Data Engineering Zoomcamp: final project
Global-Emissions_data-2024/
├── Airflow/
│ ├── dags/
│ │ └── data_ingestion_dag.py
│ └── plugins/
│ ├── __init__.py
│ ├── data_ingestion.py
│ └── setup.py
├── Data/
│ ├── cleaned_data.parquet
│ └── world_air_quality.csv
├── Terraform/
│ ├── main.tf
│ └── bigquery.tf
└── dbt/
└── final_project_DEz/
├── models/
│ └── my_model.sql
└── macros/
└── ELT_Python_Script.py
The purpose of this project is for learning purposes, as part of the Data Engineering Zoomcamp 2024 final project.
The problem which this project solves is that working with the kaggle data requires transformations and storage for future data batches. Therefore, this project provides automated ELT which can be repeated in the future
To achieve this, data is extracted using Airflow; loaded into GCP bucket; transformed and loaded into BigQuery via dbt; then visualised using Looker.
The data is global emissions data (2024), imported from Kaggle.
I have provided the raw csv file within this repository, can be found via: Data / world_air_quality. Additionally, I have provided a cleaned partition file
- GCP
- Terraform
- Python
- Airflow
- dbt
- Looker Studio
GCP (Google Cloud Platform)
No specific installation required.
Access GCP services via web console or Google Cloud SDK.
-
Configuration: Install Google Cloud SDK: Follow instructions here for your operating system.
-
Authenticate Google Cloud SDK: Run gcloud auth login and follow the prompts to authenticate.
-
Set default project: Run gcloud config set project <project_id> to set the default project.
Terraform
pip install terraform
Python
pip install python
pip install pandas google-cloud-storage google-cloud-bigquery
Airflow
pip install apache-airflow
dbt (data build tool)
pip install dbt
Looker Studio
- Sign up for a Looker Studio account and log in.

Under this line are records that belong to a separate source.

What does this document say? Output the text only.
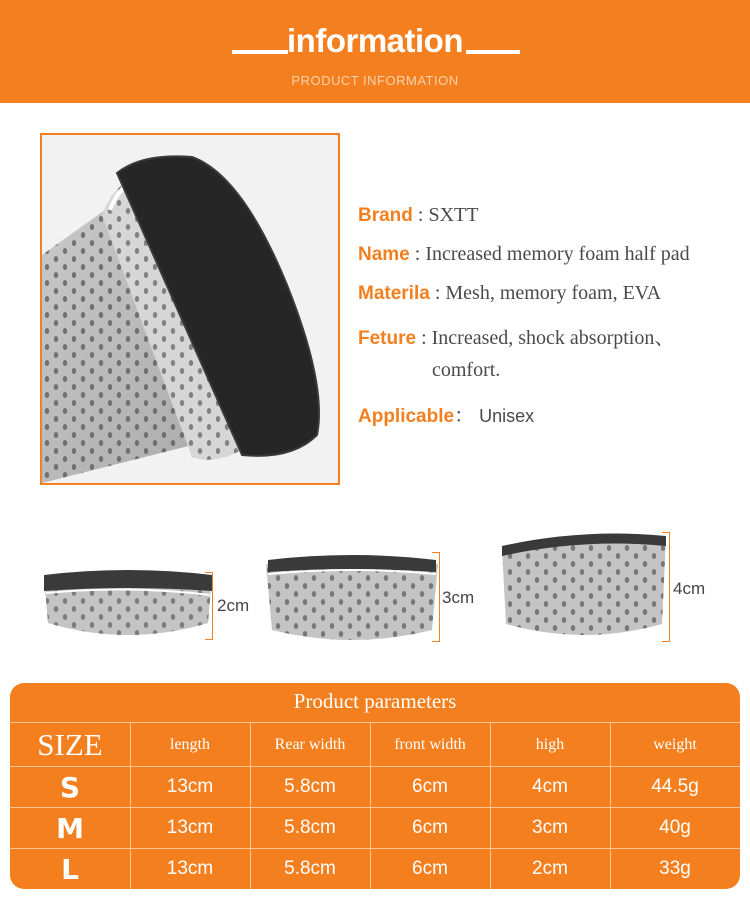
information
PRODUCT INFORMATION
Brand : SXTT
Name : Increased memory foam half pad
Materila : Mesh, memory foam, EVA
Feture : Increased, shock absorption、
comfort.
Applicable： Unisex
2cm	3cm	4cm
Product parameters
SIZE	length	Rear width	front width	high	weight
S	13cm	5.8cm	6cm	4cm	44.5g
M	13cm	5.8cm	6cm	3cm	40g
L	13cm	5.8cm	6cm	2cm	33g
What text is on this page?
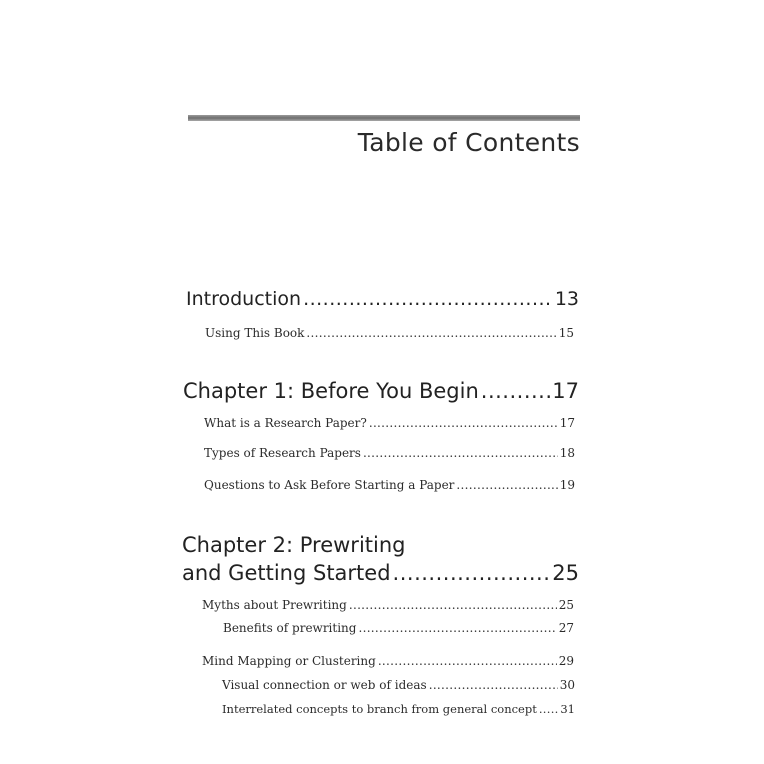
Table of Contents
Introduction .....	13
Using This Book .....	15
Chapter 1: Before You Begin .....	17
What is a Research Paper? .....	17
Types of Research Papers .....	18
Questions to Ask Before Starting a Paper .....	19
Chapter 2: Prewriting
and Getting Started .....	25
Myths about Prewriting .....	25
Benefits of prewriting .....	27
Mind Mapping or Clustering .....	29
Visual connection or web of ideas .....	30
Interrelated concepts to branch from general concept ..... 31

- Configure connections to your data sources within Looker.
Further instructions can be found within each module's ReadMe, these instructions are at a higher level.

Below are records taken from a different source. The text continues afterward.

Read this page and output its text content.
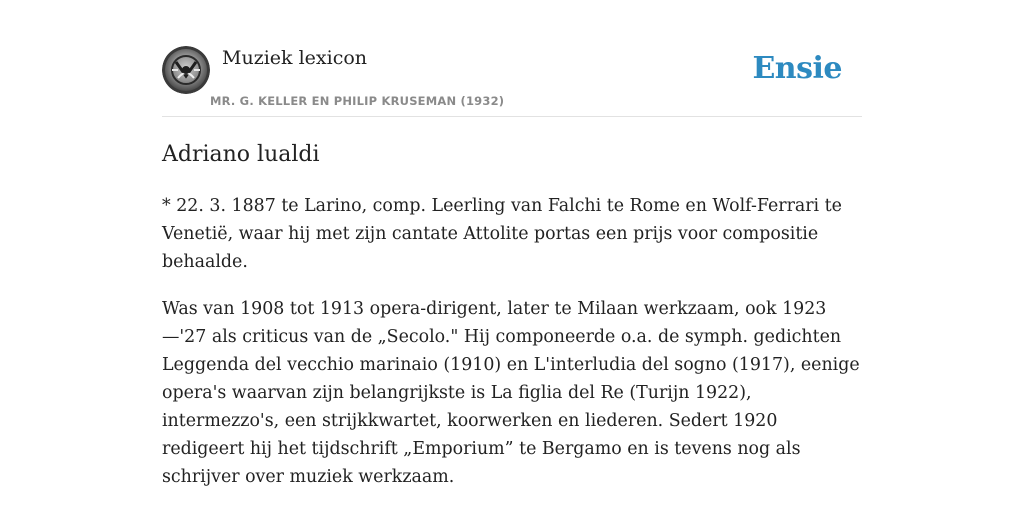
Muziek lexicon
MR. G. KELLER EN PHILIP KRUSEMAN (1932)
Ensie
Adriano lualdi

* 22. 3. 1887 te Larino, comp. Leerling van Falchi te Rome en Wolf-Ferrari te Venetië, waar hij met zijn cantate Attolite portas een prijs voor compositie behaalde.

Was van 1908 tot 1913 opera-dirigent, later te Milaan werkzaam, ook 1923—'27 als criticus van de „Secolo." Hij componeerde o.a. de symph. gedichten Leggenda del vecchio marinaio (1910) en L'interludia del sogno (1917), eenige opera's waarvan zijn belangrijkste is La figlia del Re (Turijn 1922), intermezzo's, een strijkkwartet, koorwerken en liederen. Sedert 1920 redigeert hij het tijdschrift „Emporium” te Bergamo en is tevens nog als schrijver over muziek werkzaam.
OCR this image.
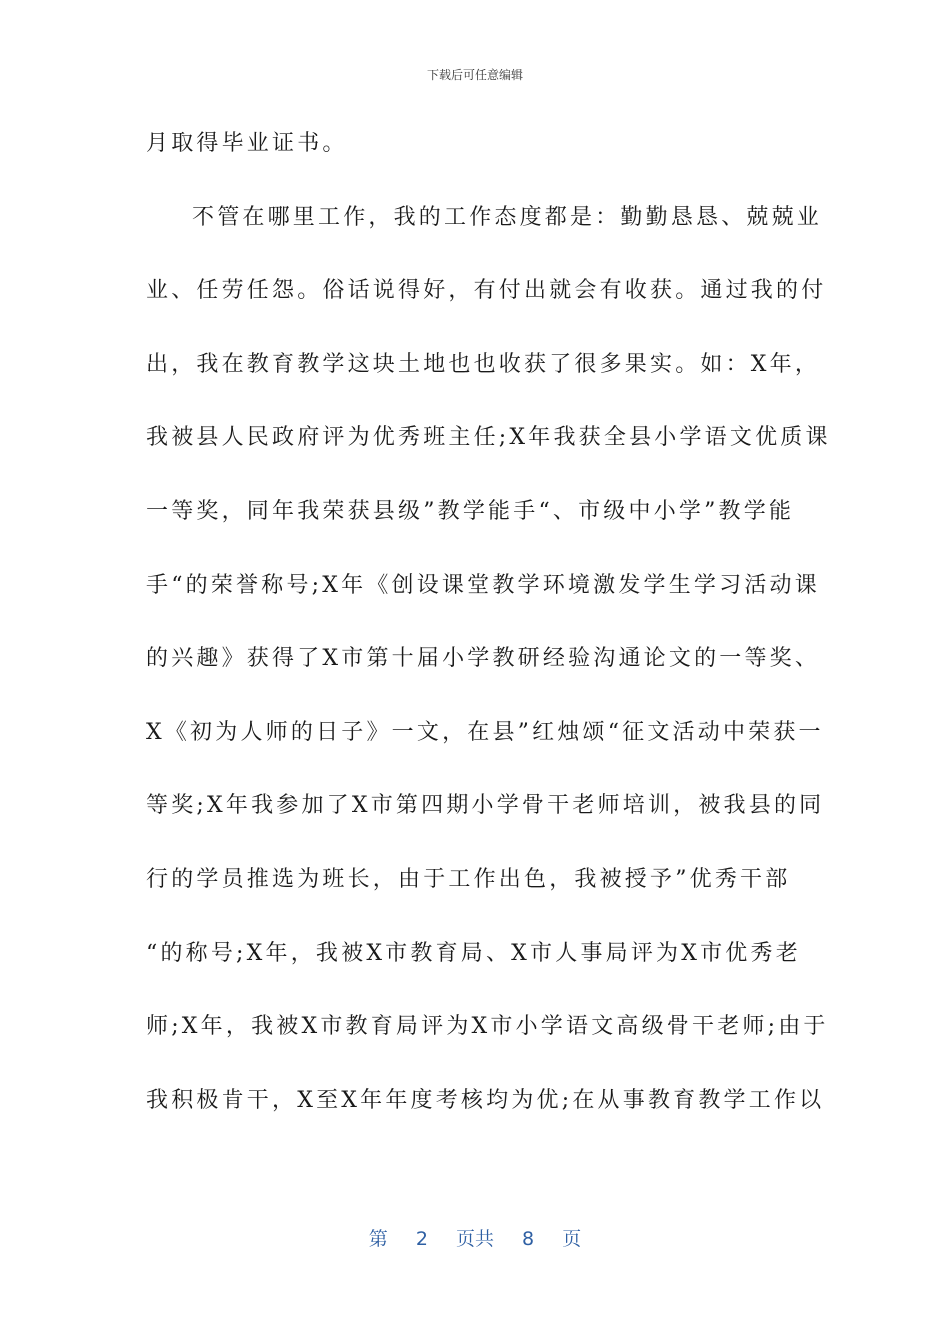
下载后可任意编辑
月取得毕业证书。
不管在哪里工作，我的工作态度都是：勤勤恳恳、兢兢业
业、任劳任怨。俗话说得好，有付出就会有收获。通过我的付
出，我在教育教学这块土地也也收获了很多果实。如：X年，
我被县人民政府评为优秀班主任;X年我获全县小学语文优质课
一等奖，同年我荣获县级”教学能手“、市级中小学”教学能
手“的荣誉称号;X年《创设课堂教学环境激发学生学习活动课
的兴趣》获得了X市第十届小学教研经验沟通论文的一等奖、
X《初为人师的日子》一文，在县”红烛颂“征文活动中荣获一
等奖;X年我参加了X市第四期小学骨干老师培训，被我县的同
行的学员推选为班长，由于工作出色，我被授予”优秀干部
“的称号;X年，我被X市教育局、X市人事局评为X市优秀老
师;X年，我被X市教育局评为X市小学语文高级骨干老师;由于
我积极肯干，X至X年年度考核均为优;在从事教育教学工作以
第 2 页共 8 页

1. Set up infrastructure --- Terraform
- Open Terraform/
- Deploy main.tf and bigquery.tf files
- Make changes to names, where applicable. Feel free to add further resources or to use variables for best practice, however, the current terraform code works just fine for what this project needs.
- Add your GCP credentials to your machine.
- Terraform Init
- Terraform Apply
2. Review infrastructure --- GCP
- Login to GCP
- Check that your vm instance, bucket, and bigquery file is setup.
3. Extract Data --- Airflow
- Open Airflow/plugins
- Run data_ingestion.py
- Open Airflow/dags
- Run data_ingestion_dag.py
- The dag file will call the plugin, you will need both for the Airflow to work
- Set up cron job to ensure code runs on a schedule, current code is assigned to run monthly.
4. Transform and Load --- dbt
- Open dbt/final_project_dez/
- Open models/
- Save my_model.sql
- Open macros/
- Save ELT_Python_Scripy.py
- Run in Terminal : dbt run
- A BigQuery folder and file will be created, however you specified in your creation.
5. Data Visualisation --- Looker
- Navigate to Looker Studio via your search engine
- Create (top left)
- Data Source
- BigQuery
- Create any visualisation you wish